Le sujet monte également chez de simples citoyens. Hussein Bourgi « rencontre aussi des personnes, qui sont des Messieurs et Madames Tout-le-monde », qui s’inquiètent. « J’ai des retraités, qui sont très attentifs à leur pouvoir d’achat, et qui me demandent, quand on voit les bourses présenter des signes de faiblesse, comment ça va se passer pour nous ? Concrètement, à quelle sauce on va être mangés ? Car tôt ou tard, quand il y a une instabilité financière, sur la bourse, qui n’inspire pas la confiance, ça rejaillit sur l’activité économique, la consommation », souligne le sénateur PS de l’Hérault.
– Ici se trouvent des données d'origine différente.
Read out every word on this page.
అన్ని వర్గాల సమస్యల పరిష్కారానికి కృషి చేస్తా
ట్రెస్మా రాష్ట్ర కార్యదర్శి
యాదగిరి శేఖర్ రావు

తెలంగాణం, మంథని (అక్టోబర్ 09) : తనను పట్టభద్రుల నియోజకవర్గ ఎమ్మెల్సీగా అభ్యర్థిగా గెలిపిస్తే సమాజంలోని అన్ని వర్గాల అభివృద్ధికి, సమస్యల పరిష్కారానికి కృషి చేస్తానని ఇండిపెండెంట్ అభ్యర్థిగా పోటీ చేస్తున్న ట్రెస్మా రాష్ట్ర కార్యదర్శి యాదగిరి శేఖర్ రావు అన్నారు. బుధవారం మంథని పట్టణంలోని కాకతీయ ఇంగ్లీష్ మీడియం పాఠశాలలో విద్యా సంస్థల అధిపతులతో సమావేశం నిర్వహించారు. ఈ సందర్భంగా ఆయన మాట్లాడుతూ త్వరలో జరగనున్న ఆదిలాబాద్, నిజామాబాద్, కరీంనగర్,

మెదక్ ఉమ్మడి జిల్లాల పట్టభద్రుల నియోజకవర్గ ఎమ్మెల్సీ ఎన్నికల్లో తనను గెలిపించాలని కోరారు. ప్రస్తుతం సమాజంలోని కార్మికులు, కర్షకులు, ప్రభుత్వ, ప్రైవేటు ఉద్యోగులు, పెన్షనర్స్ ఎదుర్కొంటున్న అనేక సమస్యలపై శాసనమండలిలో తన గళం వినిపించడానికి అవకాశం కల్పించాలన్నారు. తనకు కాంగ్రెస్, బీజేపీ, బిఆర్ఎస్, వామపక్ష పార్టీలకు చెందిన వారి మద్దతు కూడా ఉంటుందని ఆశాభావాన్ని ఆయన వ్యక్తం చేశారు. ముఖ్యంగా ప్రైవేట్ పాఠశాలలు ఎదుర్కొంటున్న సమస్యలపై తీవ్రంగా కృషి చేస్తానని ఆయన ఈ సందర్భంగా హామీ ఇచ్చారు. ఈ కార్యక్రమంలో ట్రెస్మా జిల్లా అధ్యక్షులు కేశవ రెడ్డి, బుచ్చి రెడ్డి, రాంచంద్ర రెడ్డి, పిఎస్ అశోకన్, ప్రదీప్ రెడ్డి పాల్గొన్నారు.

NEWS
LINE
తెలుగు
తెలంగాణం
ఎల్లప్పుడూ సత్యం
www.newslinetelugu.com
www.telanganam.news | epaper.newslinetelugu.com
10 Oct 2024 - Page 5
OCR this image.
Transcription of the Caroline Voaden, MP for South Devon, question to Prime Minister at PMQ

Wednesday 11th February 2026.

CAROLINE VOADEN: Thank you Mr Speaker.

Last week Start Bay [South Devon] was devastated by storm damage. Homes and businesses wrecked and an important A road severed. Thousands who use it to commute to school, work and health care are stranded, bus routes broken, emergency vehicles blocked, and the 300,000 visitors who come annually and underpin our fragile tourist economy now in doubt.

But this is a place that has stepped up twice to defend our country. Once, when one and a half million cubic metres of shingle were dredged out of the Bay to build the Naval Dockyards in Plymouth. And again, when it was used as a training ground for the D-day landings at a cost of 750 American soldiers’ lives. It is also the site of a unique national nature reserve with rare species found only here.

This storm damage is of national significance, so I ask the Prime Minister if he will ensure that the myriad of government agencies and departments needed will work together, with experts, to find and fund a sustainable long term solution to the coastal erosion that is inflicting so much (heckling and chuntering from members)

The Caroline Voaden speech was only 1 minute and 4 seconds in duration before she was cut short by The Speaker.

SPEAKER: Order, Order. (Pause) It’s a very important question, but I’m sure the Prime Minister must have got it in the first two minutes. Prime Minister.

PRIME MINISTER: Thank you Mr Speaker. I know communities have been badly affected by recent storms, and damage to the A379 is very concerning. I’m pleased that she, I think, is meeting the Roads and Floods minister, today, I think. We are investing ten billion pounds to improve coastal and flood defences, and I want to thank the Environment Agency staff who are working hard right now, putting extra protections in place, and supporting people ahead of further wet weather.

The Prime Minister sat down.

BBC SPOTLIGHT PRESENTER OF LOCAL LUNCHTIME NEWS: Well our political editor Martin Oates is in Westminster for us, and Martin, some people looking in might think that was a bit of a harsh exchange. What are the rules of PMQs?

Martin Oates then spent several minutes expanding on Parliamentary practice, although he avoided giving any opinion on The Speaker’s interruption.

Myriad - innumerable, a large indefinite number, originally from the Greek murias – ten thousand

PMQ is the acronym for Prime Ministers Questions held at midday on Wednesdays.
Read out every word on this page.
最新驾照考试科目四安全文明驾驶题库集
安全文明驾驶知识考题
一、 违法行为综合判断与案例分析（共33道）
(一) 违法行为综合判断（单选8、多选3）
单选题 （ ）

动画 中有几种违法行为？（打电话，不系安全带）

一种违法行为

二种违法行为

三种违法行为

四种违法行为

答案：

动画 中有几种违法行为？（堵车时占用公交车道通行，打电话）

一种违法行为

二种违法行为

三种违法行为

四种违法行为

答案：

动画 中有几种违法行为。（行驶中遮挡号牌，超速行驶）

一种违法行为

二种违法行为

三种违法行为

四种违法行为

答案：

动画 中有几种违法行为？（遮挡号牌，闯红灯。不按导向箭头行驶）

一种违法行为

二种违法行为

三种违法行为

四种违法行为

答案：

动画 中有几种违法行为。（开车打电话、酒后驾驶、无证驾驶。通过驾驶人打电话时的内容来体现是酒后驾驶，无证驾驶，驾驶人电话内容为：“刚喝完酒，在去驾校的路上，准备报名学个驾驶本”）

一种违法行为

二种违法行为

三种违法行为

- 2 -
Hussein Bourgi note chez lui une situation « assez paradoxale, car il y a une dichotomie dans la réaction des gens. Il y a traditionnellement pas mal d’Américains ici, soit pour étudier, soit pour travailler, comme à IBM ou Dell. Donc on a une dichotomie entre un rejet de Trump et de son administration, et en même temps beaucoup d’empathie, de soutien et de bienveillance à l’égard des Américains ».